Michael Long


On his book Beautiful Monsters: Imagining the Classic in Musical Media

Cover Interview of February 19, 2009

In a nutshell

Beautiful Monsters explores how “classical music,” and the idea of “the classic” itself, found a home in the American popular imagination.  Concerns about the apparent cultural demise of classical music at the turn of the twenty-first century, the subject of several recent books, provided a jumping-off point for my introduction.  But Beautiful Monsters is intended as a selective history of twentieth-century music in general.  It responds to the failure of academic and journalistic writers specializing in concert-hall music, film music, pop, rock, rap, disco, and other popular genres to cultivate much common ground.  Orthodox writers, including the dogmatically hip ones, tend to hide the sounds of both old and new music in categorical boxes bearing labels of stylistic, institutional, political or sociological identity.  I am concerned more with experience than categories, and argue that popular recordings and visual media have enriched music’s capacity to engage the individual imagination while underscoring the commonality of musical experience.

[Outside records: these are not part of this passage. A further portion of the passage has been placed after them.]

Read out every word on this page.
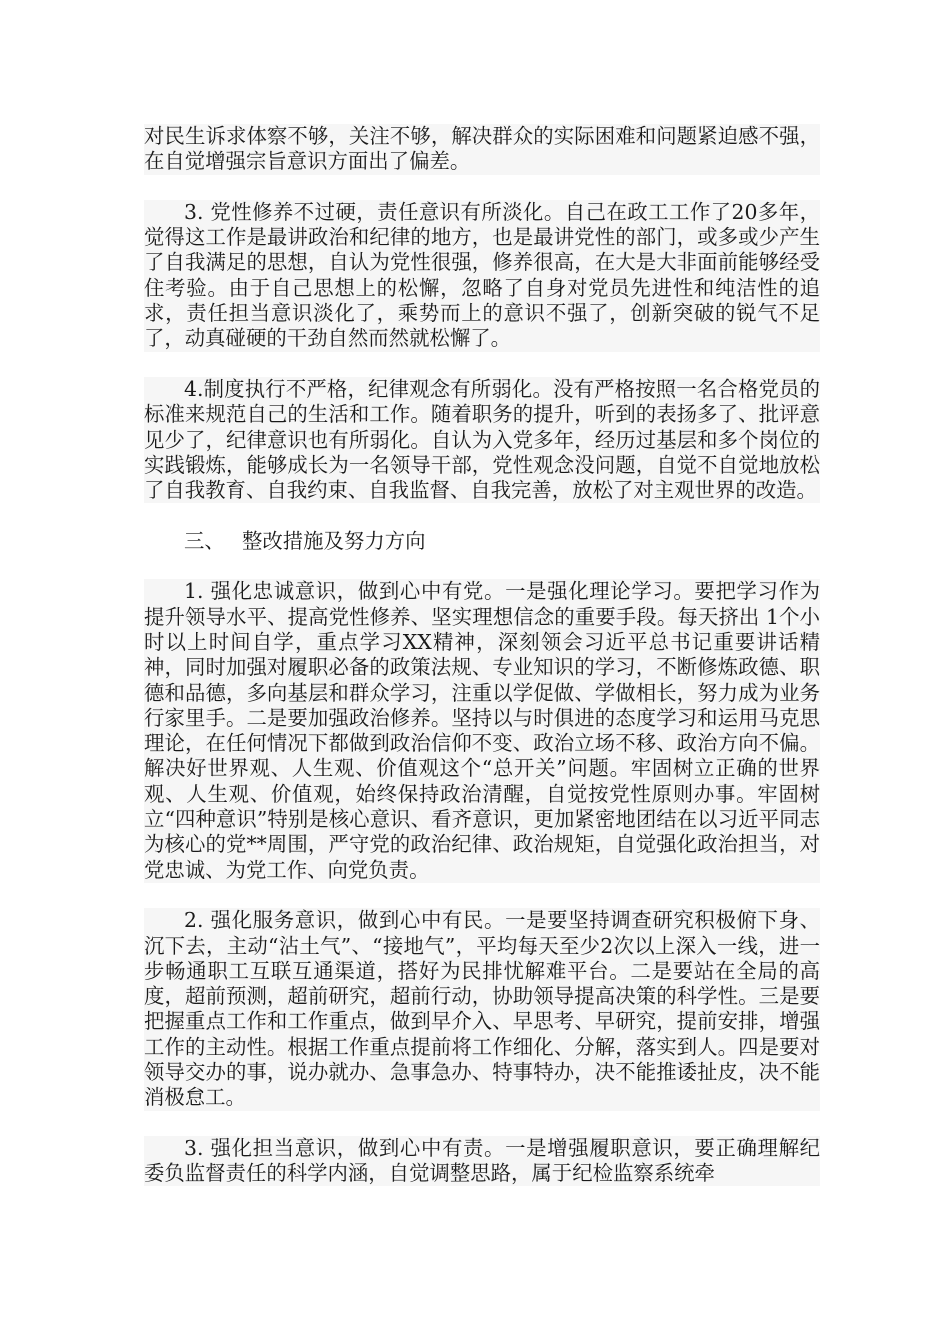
对民生诉求体察不够，关注不够，解决群众的实际困难和问题紧迫感不强，在自觉增强宗旨意识方面出了偏差。

3. 党性修养不过硬，责任意识有所淡化。自己在政工工作了20多年，觉得这工作是最讲政治和纪律的地方，也是最讲党性的部门，或多或少产生了自我满足的思想，自认为党性很强，修养很高，在大是大非面前能够经受住考验。由于自己思想上的松懈，忽略了自身对党员先进性和纯洁性的追求，责任担当意识淡化了，乘势而上的意识不强了，创新突破的锐气不足了，动真碰硬的干劲自然而然就松懈了。

4.制度执行不严格，纪律观念有所弱化。没有严格按照一名合格党员的标准来规范自己的生活和工作。随着职务的提升，听到的表扬多了、批评意见少了，纪律意识也有所弱化。自认为入党多年，经历过基层和多个岗位的实践锻炼，能够成长为一名领导干部，党性观念没问题，自觉不自觉地放松了自我教育、自我约束、自我监督、自我完善，放松了对主观世界的改造。

三、 整改措施及努力方向

1. 强化忠诚意识，做到心中有党。一是强化理论学习。要把学习作为提升领导水平、提高党性修养、坚实理想信念的重要手段。每天挤出 1个小时以上时间自学，重点学习XX精神，深刻领会习近平总书记重要讲话精神，同时加强对履职必备的政策法规、专业知识的学习，不断修炼政德、职德和品德，多向基层和群众学习，注重以学促做、学做相长，努力成为业务行家里手。二是要加强政治修养。坚持以与时俱进的态度学习和运用马克思理论，在任何情况下都做到政治信仰不变、政治立场不移、政治方向不偏。解决好世界观、人生观、价值观这个“总开关”问题。牢固树立正确的世界观、人生观、价值观，始终保持政治清醒，自觉按党性原则办事。牢固树立“四种意识”特别是核心意识、看齐意识，更加紧密地团结在以习近平同志为核心的党**周围，严守党的政治纪律、政治规矩，自觉强化政治担当，对党忠诚、为党工作、向党负责。

2. 强化服务意识，做到心中有民。一是要坚持调查研究积极俯下身、沉下去，主动“沾土气”、“接地气”，平均每天至少2次以上深入一线，进一步畅通职工互联互通渠道，搭好为民排忧解难平台。二是要站在全局的高度，超前预测，超前研究，超前行动，协助领导提高决策的科学性。三是要把握重点工作和工作重点，做到早介入、早思考、早研究，提前安排，增强工作的主动性。根据工作重点提前将工作细化、分解，落实到人。四是要对领导交办的事，说办就办、急事急办、特事特办，决不能推诿扯皮，决不能消极怠工。

3. 强化担当意识，做到心中有责。一是增强履职意识，要正确理解纪委负监督责任的科学内涵，自觉调整思路，属于纪检监察系统牵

My project was triggered by a trivial coincidence.  In the car, enjoying the easy companionship of a mixed-vintage pop radio station, I heard three huge and hugely familiar hits – rock “monsters” – played as a continuous set, and began in my mind to sort through the obvious and not-so-obvious relationships among them.  In each, the traditional materials of rock music mingled with sounds drawn from the past (musical motives, instrumental color, lyrics, vocal phonemes), things encountered in undergraduate courses devoted to the appreciation of classical, i.e., historical music.  (I’ve taught plenty of them.)  But the amazing success and longevity of these rock warhorses could not be attributed entirely to antiquarianism.  There are plenty of popular offerings full of clever citations and historical atmosphere that have fallen flat or faded quickly.  These mega-hits had somehow managed to construct an expressive discourse that was unusual, yet immediately intelligible to a broad, sociologically diverse listening population.  How best to explain the way such hybrid musical items work effectively?  What could such an investigation tell us about how we experience and organize the scope of a stylistically unpredictable, mass-mediated aural world?  I decided that a meaningful approach to writing about music in the twentieth century (at least the music most Americans had heard) might center on how components of the classics have come to serve as expressive options within the cultural vernacular.